Module 14: "Directory-based Cache Coherence"
  Lecture 32: "Protocol Occupancy and Directory Controllers"
 

AlphaServer GS320

  • Recall that SGI Origin 2000 eliminates NACKs related to late and early interventions
    • Late interventions are replied by home via writeback forwarding
    • Early interventions are buffered at writer until write is completed
  • Origin 2000 still uses NACKs if directory state is busy
  • GS320 eliminates all NACKs
    • Simply doesn’t have busy states
    • How do you serialize transactions?
  • Eliminating PSH: dirty sharing
    • Same as a standard MOESI protocol, but state change in directory is immediate
    • Suppose node P0 is caching a block in M state
    • Node P1 issues a read request to home
    • Home forwards it to P0, changes directory state to clean, and marks P0 as the owner (need an owner field in directory)
    • P0 supplies data to P1 and moves to O state
      • P1 could also become O (is it better or worse?)

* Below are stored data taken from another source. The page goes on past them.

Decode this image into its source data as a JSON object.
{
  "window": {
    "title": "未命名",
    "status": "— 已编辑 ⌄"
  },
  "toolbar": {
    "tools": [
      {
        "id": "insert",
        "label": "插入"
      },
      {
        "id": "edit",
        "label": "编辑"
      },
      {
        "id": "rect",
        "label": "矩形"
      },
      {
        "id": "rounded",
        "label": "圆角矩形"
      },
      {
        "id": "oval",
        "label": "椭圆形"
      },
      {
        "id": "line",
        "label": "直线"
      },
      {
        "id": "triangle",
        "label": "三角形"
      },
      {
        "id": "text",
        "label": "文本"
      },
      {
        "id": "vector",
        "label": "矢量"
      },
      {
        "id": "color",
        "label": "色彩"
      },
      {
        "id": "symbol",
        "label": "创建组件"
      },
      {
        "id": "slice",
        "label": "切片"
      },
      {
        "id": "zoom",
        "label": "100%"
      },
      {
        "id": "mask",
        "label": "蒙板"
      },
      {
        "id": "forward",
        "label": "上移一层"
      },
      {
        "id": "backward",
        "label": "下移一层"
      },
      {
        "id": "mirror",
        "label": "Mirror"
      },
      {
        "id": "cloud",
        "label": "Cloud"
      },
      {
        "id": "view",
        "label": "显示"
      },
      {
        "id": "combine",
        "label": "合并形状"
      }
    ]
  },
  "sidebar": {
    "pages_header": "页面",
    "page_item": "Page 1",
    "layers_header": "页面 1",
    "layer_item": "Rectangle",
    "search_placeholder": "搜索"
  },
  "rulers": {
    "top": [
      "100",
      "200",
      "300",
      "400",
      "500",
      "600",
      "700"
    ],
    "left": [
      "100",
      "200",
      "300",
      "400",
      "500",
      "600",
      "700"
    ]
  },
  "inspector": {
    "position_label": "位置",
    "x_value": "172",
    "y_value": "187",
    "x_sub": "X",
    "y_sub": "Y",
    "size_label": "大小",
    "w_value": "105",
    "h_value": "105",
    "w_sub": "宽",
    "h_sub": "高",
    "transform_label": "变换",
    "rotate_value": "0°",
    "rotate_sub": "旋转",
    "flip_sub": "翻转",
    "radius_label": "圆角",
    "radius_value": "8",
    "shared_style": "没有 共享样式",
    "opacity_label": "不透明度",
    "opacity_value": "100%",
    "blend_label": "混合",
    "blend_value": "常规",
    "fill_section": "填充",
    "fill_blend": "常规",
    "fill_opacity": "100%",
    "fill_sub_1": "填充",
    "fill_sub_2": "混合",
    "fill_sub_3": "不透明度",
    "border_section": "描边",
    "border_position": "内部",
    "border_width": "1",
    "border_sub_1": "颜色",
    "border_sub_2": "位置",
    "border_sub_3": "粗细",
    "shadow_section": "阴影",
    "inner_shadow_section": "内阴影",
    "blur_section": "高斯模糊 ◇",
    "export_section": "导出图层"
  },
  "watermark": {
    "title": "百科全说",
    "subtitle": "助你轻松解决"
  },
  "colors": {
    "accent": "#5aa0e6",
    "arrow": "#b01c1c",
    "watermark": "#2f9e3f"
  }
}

    • All subsequent requests are forwarded to P0 by home
    • P0 must serialize them properly
      • Philosophy: keep home free, serialize in the periphery
  • Dirty sharing
    • Problem arises if owner evicts the cache block
    • Now home cannot figure out what to do
      • Directory only specifies the sharers and the owner
      • Home does not know exactly which sharers did not get the cache block from P0
      • Home only writes the block back to memory, marks that there is no owner for this block, and sends a writeback acknowledgment to owner
    • Owner in all cases must source the cache block until the writeback is acknowledged
      • Must hold evicted cache blocks in a writeback buffer
    • More problems: what if a request arrives at home before the WB, but reaches owner after the WB ACK?
  • Dirty sharing
    • GS320 maintains total order in the network
      • Needed by other optimizations related to invalidation acknowledgments also
    • What if the protocol allows the ownership to move along the sharer chain?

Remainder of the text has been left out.